In a bid to diminish the stature of Marduk as a god, Nabunaid ordered that the Akitu festival, during which the near-death, resurrection, exile, and final triumph of Marduk were reenacted, not be celebrated any more. In furtherance of the same antagonistic stand against Marduk, Nabunaid committed what would become known as the “desolation sacrilege”.  He had an idolatrous image, which was flanked by two “guardians” in the form of a “Deluge demon”  and a “Wild Bull”, placed in the Esagil, Marduk’s temple, all in the name of his god sin.

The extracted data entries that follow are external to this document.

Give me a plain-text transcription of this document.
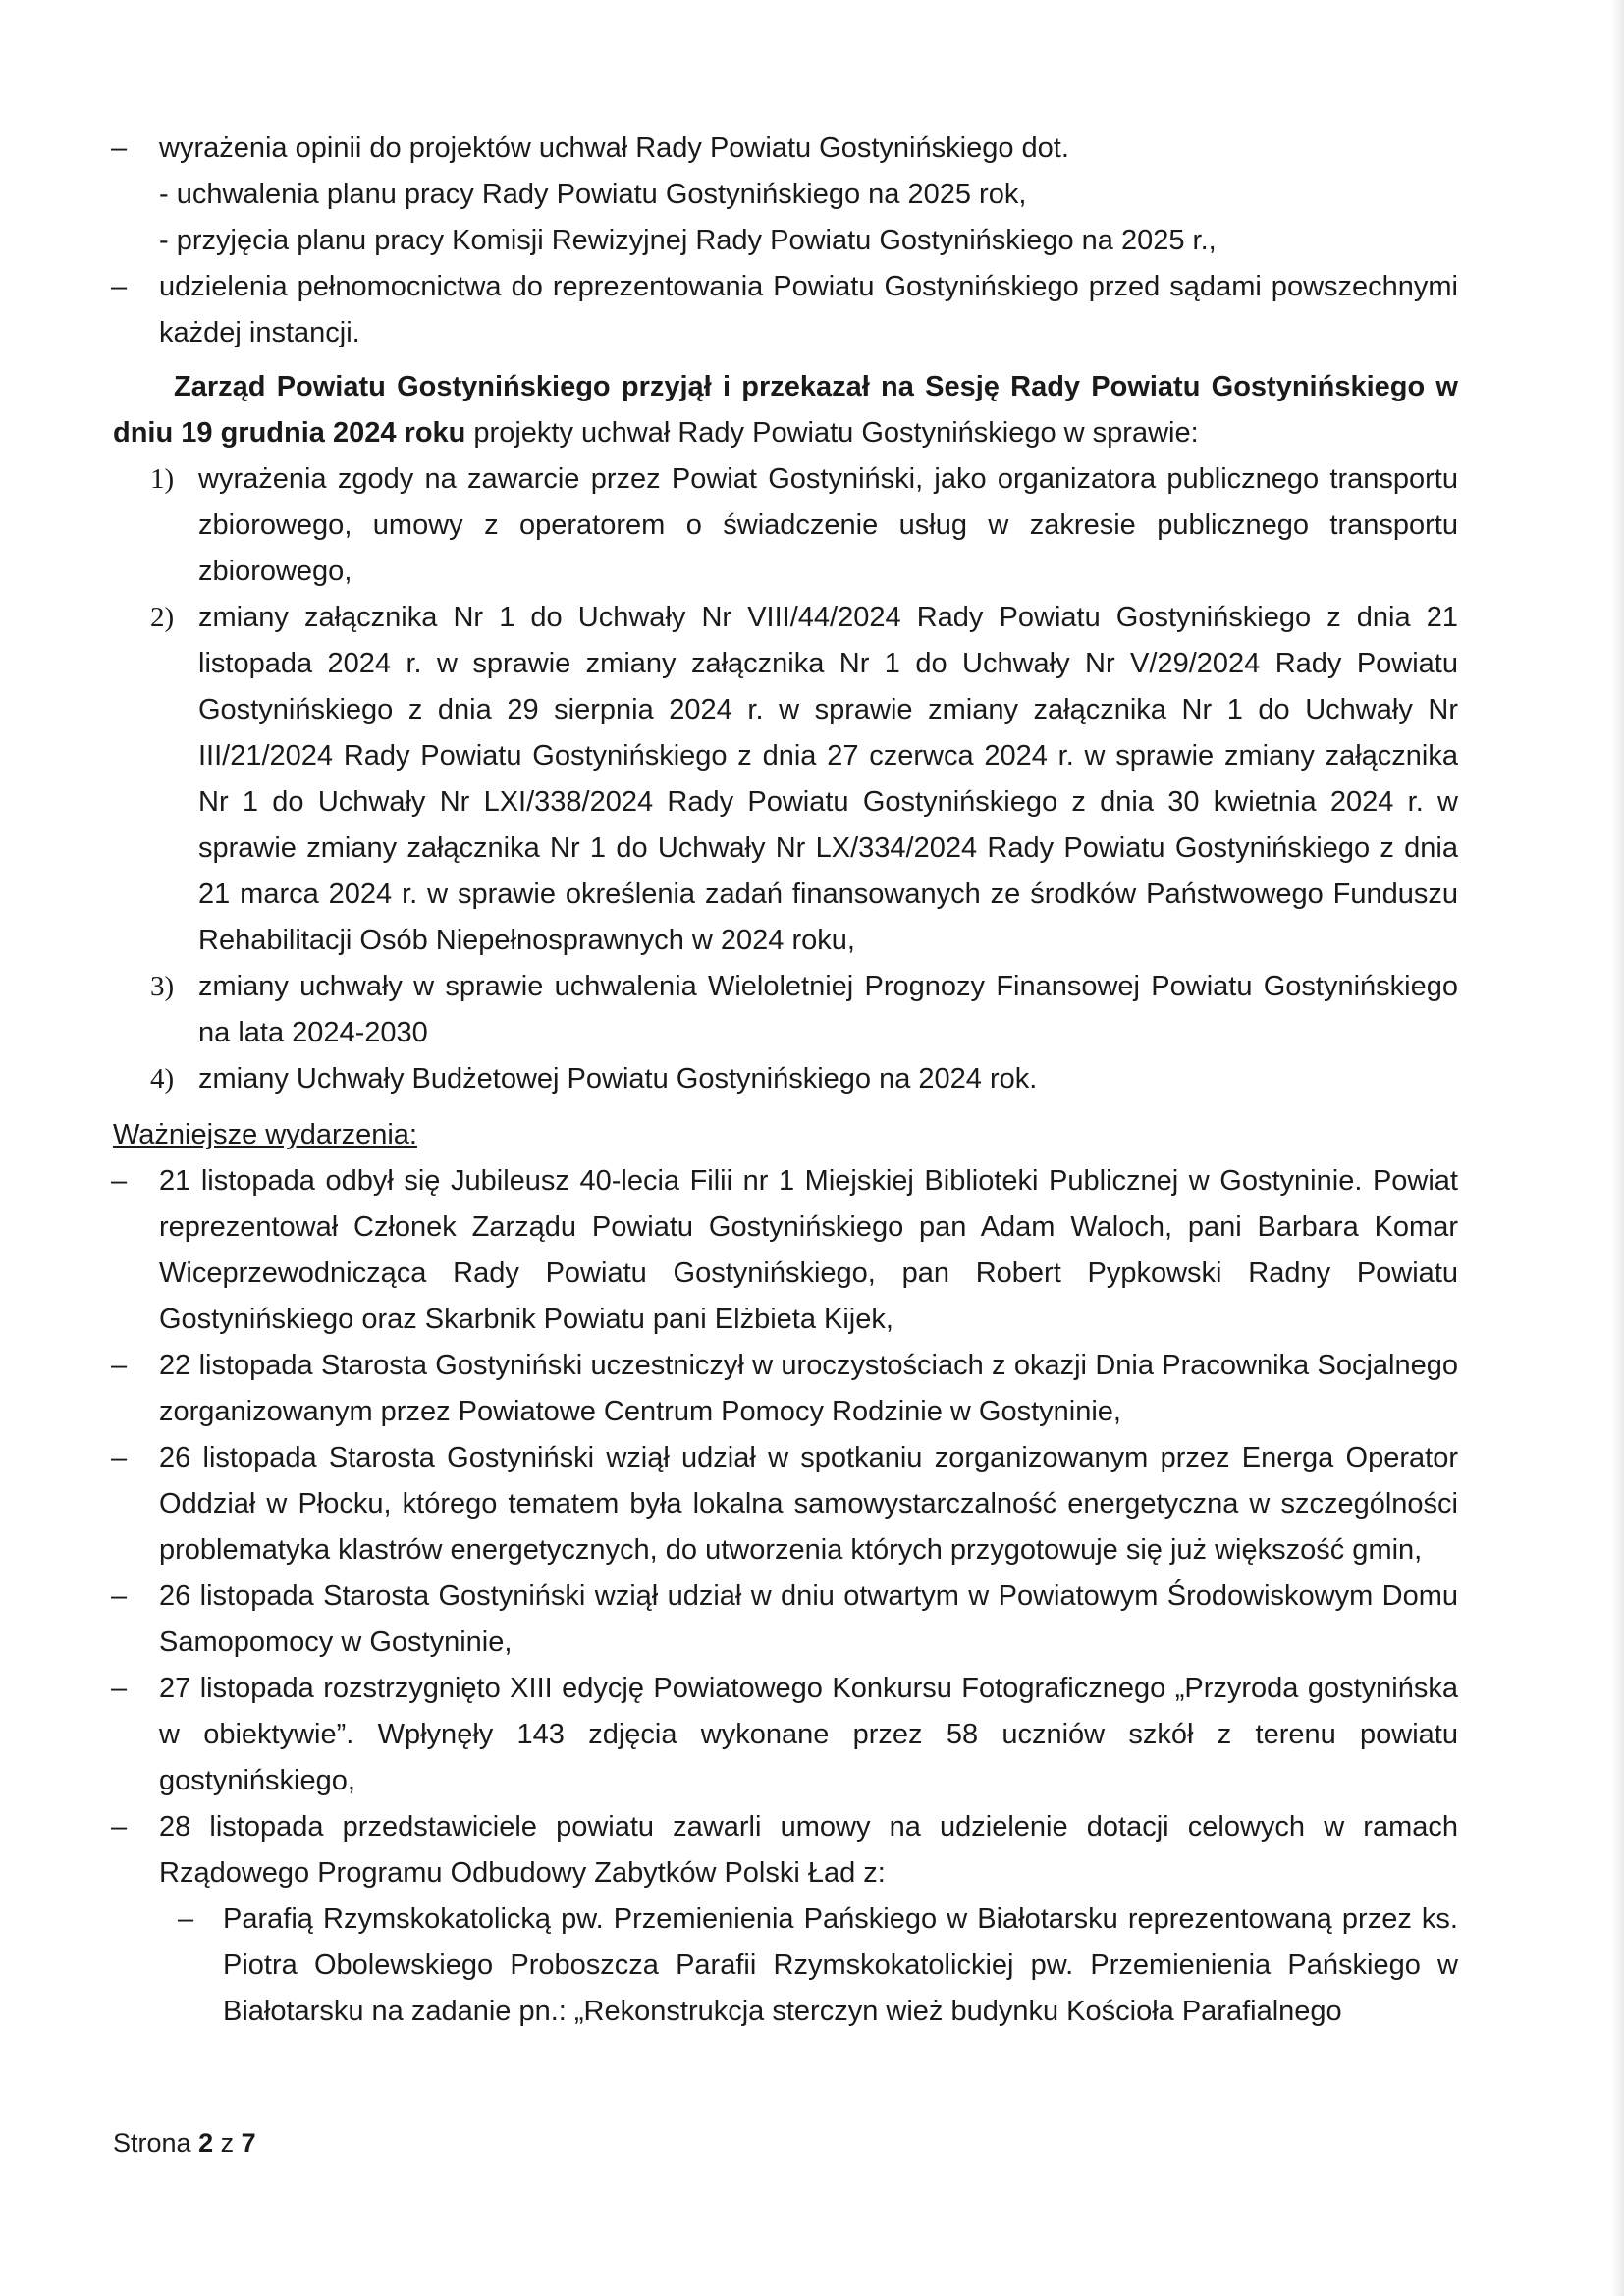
– wyrażenia opinii do projektów uchwał Rady Powiatu Gostynińskiego dot.
- uchwalenia planu pracy Rady Powiatu Gostynińskiego na 2025 rok,
- przyjęcia planu pracy Komisji Rewizyjnej Rady Powiatu Gostynińskiego na 2025 r.,
– udzielenia pełnomocnictwa do reprezentowania Powiatu Gostynińskiego przed sądami powszechnymi każdej instancji.

Zarząd Powiatu Gostynińskiego przyjął i przekazał na Sesję Rady Powiatu Gostynińskiego w dniu 19 grudnia 2024 roku projekty uchwał Rady Powiatu Gostynińskiego w sprawie:

1) wyrażenia zgody na zawarcie przez Powiat Gostyniński, jako organizatora publicznego transportu zbiorowego, umowy z operatorem o świadczenie usług w zakresie publicznego transportu zbiorowego,
2) zmiany załącznika Nr 1 do Uchwały Nr VIII/44/2024 Rady Powiatu Gostynińskiego z dnia 21 listopada 2024 r. w sprawie zmiany załącznika Nr 1 do Uchwały Nr V/29/2024 Rady Powiatu Gostynińskiego z dnia 29 sierpnia 2024 r. w sprawie zmiany załącznika Nr 1 do Uchwały Nr III/21/2024 Rady Powiatu Gostynińskiego z dnia 27 czerwca 2024 r. w sprawie zmiany załącznika Nr 1 do Uchwały Nr LXI/338/2024 Rady Powiatu Gostynińskiego z dnia 30 kwietnia 2024 r. w sprawie zmiany załącznika Nr 1 do Uchwały Nr LX/334/2024 Rady Powiatu Gostynińskiego z dnia 21 marca 2024 r. w sprawie określenia zadań finansowanych ze środków Państwowego Funduszu Rehabilitacji Osób Niepełnosprawnych w 2024 roku,
3) zmiany uchwały w sprawie uchwalenia Wieloletniej Prognozy Finansowej Powiatu Gostynińskiego na lata 2024-2030
4) zmiany Uchwały Budżetowej Powiatu Gostynińskiego na 2024 rok.
Ważniejsze wydarzenia:
– 21 listopada odbył się Jubileusz 40-lecia Filii nr 1 Miejskiej Biblioteki Publicznej w Gostyninie. Powiat reprezentował Członek Zarządu Powiatu Gostynińskiego pan Adam Waloch, pani Barbara Komar Wiceprzewodnicząca Rady Powiatu Gostynińskiego, pan Robert Pypkowski Radny Powiatu Gostynińskiego oraz Skarbnik Powiatu pani Elżbieta Kijek,
– 22 listopada Starosta Gostyniński uczestniczył w uroczystościach z okazji Dnia Pracownika Socjalnego zorganizowanym przez Powiatowe Centrum Pomocy Rodzinie w Gostyninie,
– 26 listopada Starosta Gostyniński wziął udział w spotkaniu zorganizowanym przez Energa Operator Oddział w Płocku, którego tematem była lokalna samowystarczalność energetyczna w szczególności problematyka klastrów energetycznych, do utworzenia których przygotowuje się już większość gmin,
– 26 listopada Starosta Gostyniński wziął udział w dniu otwartym w Powiatowym Środowiskowym Domu Samopomocy w Gostyninie,
– 27 listopada rozstrzygnięto XIII edycję Powiatowego Konkursu Fotograficznego „Przyroda gostynińska w obiektywie”. Wpłynęły 143 zdjęcia wykonane przez 58 uczniów szkół z terenu powiatu gostynińskiego,
– 28 listopada przedstawiciele powiatu zawarli umowy na udzielenie dotacji celowych w ramach Rządowego Programu Odbudowy Zabytków Polski Ład z:
– Parafią Rzymskokatolicką pw. Przemienienia Pańskiego w Białotarsku reprezentowaną przez ks. Piotra Obolewskiego Proboszcza Parafii Rzymskokatolickiej pw. Przemienienia Pańskiego w Białotarsku na zadanie pn.: „Rekonstrukcja sterczyn wież budynku Kościoła Parafialnego
Strona 2 z 7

Says a tablet known as Nabunaid and the Clergy of Babylon and which can be found in the British Museum: “He made an image of a god which nobody had seen before in the land. He placed it in the temple, raised it upon a pedestal. He called it by the name of Nannar. With lapis lazuli he adorned it, crowned it with a tiara in the shape of an eclipsed moon, made for its hand the gesture of a demon.”


The Babylonian clergy were not amused. They demanded that Nabunaid step down as King and since they had quite a sway on the national populace, Nabunaid simply had to play ball. But he struck up a compromise deal with them, whereby he would go into exile for at least ten years,  leaving his son Belshazzar as regent. 


The place Nabunaid chose for his self-imposed banishment was Taima, a caravan centre in now northwestern Saudi Arabia. Among his entourage were the Jews,  who had been part of the Jewish population who had been deported to Babylon in the days of Nebuchadnezzar. Nabunaid in due course established six other settlements for his followers. A thousand years later, five of these towns were listed as Jewish towns. One of these towns was the famous Medina, where  Muhammad founded Islam. Medina did not begin as an Arab settlement folks: it was originally a Jewish settlement.


In Nabunaid’s new fiefdom, only one god was worshipped as “God Most High”. This was Nannar-Sin. He was referred to as El, a term that would later morph into Allah, Islam’s god. Sin was known as the “Moon God”  as traditionally the moon had been his celestial counterpart. To this day, if you visit any mosque, you will see moon crescent symbology occupying pride of place. Every mosque is flanked by minarets imitative of multistage rockets ready to be launched.


None of the worshippers pause to wonder as to why a worship centre should be punctuated by rocket and moon imagery. But even if they were to pose questions to that effect, no one would be candid enough to tell them that the moon imagery represents Nannar-Sin and the rocket imagery is evocative of Sin’s heir Utu-Shamash, who was the god of the shems, as rockets were called in Sumerian.  “My Father and I are one” Jesus said. So are Sin and Shamash as encapsulated in the mosque-setting imagery.